Jack glared, but there was no real heat to it. "That's playing dirty." The Doctor shrugged. "All right, I'll drink the tea. No promises on the toast."
"Fair enough," the Doctor said, and helped him sit up. He handed Jack his mug and settled crosslegged on the end of Jack's bed with his own. He eyed Jack over its rim with worry. Jack looked as bad as he had when the Doctor had first found him by that well - but of course it really hadn't been that long, less than two days, really, and Jack wasn't that sick, not really. He just looked it. And probably felt it.
"Christ, I hate this," Jack said suddenly. He lowered his mug so abruptly a bit of tea sloshed out over his hand, but he didn't seem to notice. He tilted his head back and closed his eyes. "I feel woozy just from sitting up for five minutes. And you," he added, opening his eyes to focus blearily on the Doctor, "you, I don't know what you're doing, with the tea and the toast and the, the - I don't know. I don't understand you anymore.

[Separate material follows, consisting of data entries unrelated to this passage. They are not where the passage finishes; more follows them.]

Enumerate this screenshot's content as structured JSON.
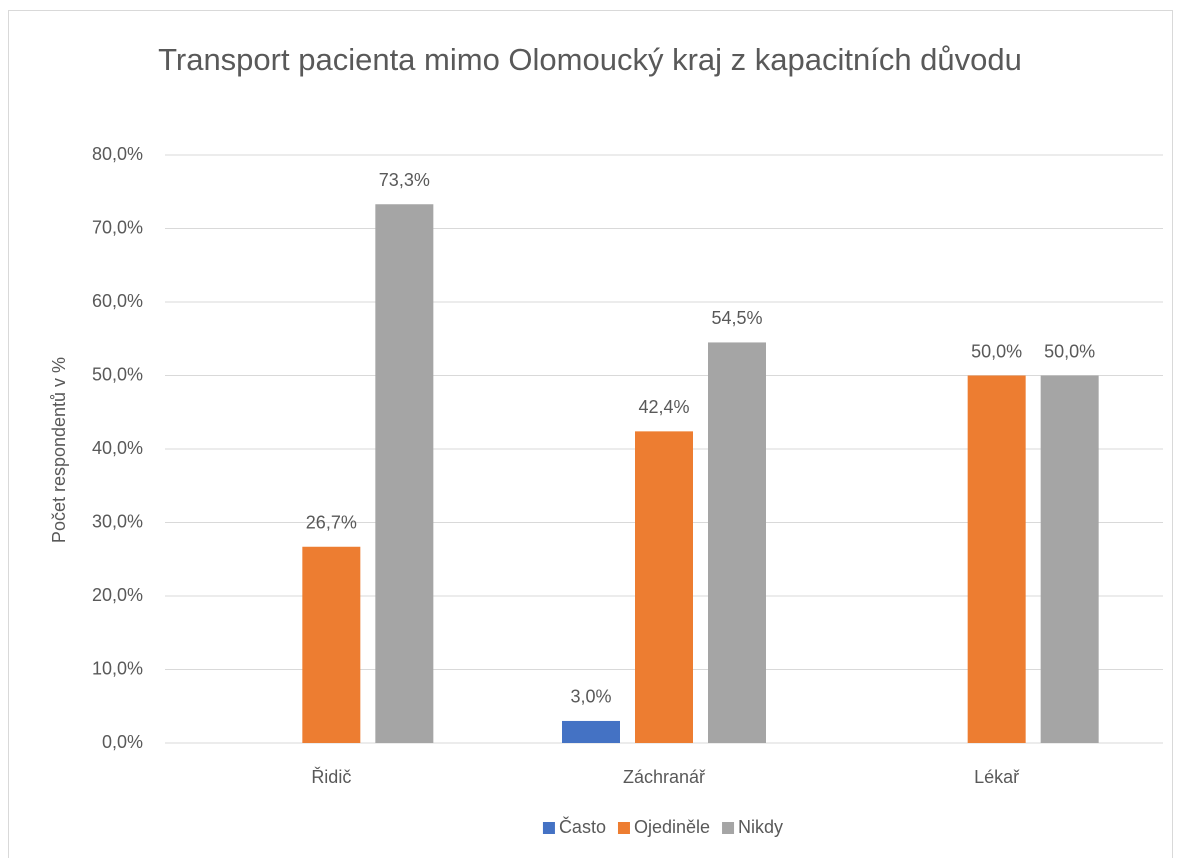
{
  "chart_data": {
    "type": "bar",
    "title": "Transport pacienta mimo Olomoucký kraj z kapacitních důvodu",
    "y_label": "Počet respondentů v %",
    "categories": [
      "Řidič",
      "Záchranář",
      "Lékař"
    ],
    "series": [
      {
        "name": "Často",
        "color": "#4472c4",
        "values": [
          null,
          3.0,
          null
        ],
        "value_labels": [
          null,
          "3,0%",
          null
        ]
      },
      {
        "name": "Ojediněle",
        "color": "#ed7d31",
        "values": [
          26.7,
          42.4,
          50.0
        ],
        "value_labels": [
          "26,7%",
          "42,4%",
          "50,0%"
        ]
      },
      {
        "name": "Nikdy",
        "color": "#a5a5a5",
        "values": [
          73.3,
          54.5,
          50.0
        ],
        "value_labels": [
          "73,3%",
          "54,5%",
          "50,0%"
        ]
      }
    ],
    "ylim": [
      0,
      80
    ],
    "yticks": [
      {
        "value": 0,
        "label": "0,0%"
      },
      {
        "value": 10,
        "label": "10,0%"
      },
      {
        "value": 20,
        "label": "20,0%"
      },
      {
        "value": 30,
        "label": "30,0%"
      },
      {
        "value": 40,
        "label": "40,0%"
      },
      {
        "value": 50,
        "label": "50,0%"
      },
      {
        "value": 60,
        "label": "60,0%"
      },
      {
        "value": 70,
        "label": "70,0%"
      },
      {
        "value": 80,
        "label": "80,0%"
      }
    ],
    "grid": true,
    "legend": "bottom"
  }
}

My head hurts."
"I can get you a painkiller," the Doctor offered, taking Jack's tea from him before he could spill any more. Jack didn't seem to notice.
"No, I just . . ." Jack sank down, yawning, into the covers, until they were up to his chin. "I'm going back to sleep," he said, eyes already heavy-lidded, voice drowsy. "Where're you going to be?"
"Oh, around. Tinkering. I won't go far."
"Good," Jack mumbled sleepily.
The Doctor hovered, hopefully unobtrusive, until he was sure Jack was asleep. Then he retrieved a flannel from the bathroom and wet it under cold water. Jack's eyelids fluttered briefly when he lay it across his forehead, but he didn't wake. The Doctor paused, considering, then gathered up the tray and left.
The truth was, before the Game Station he'd have done this for Rose without a thought, but for Jack, almost certainly not. He would have left that to Rose and limited his participation to making sarcastic remarks about the fragility of human bodies, even fancy ones with all sorts of Time Agency enhancements. But Rose was gone. If he and Jack were ever going to learn to live with each other without her, it had to be now.
The Doctor chucked the uneaten toast into the kitchen bin, then poured the rest of Jack's tea down the drain. He sighed.
Perhaps he'd have more luck with the chicken soup.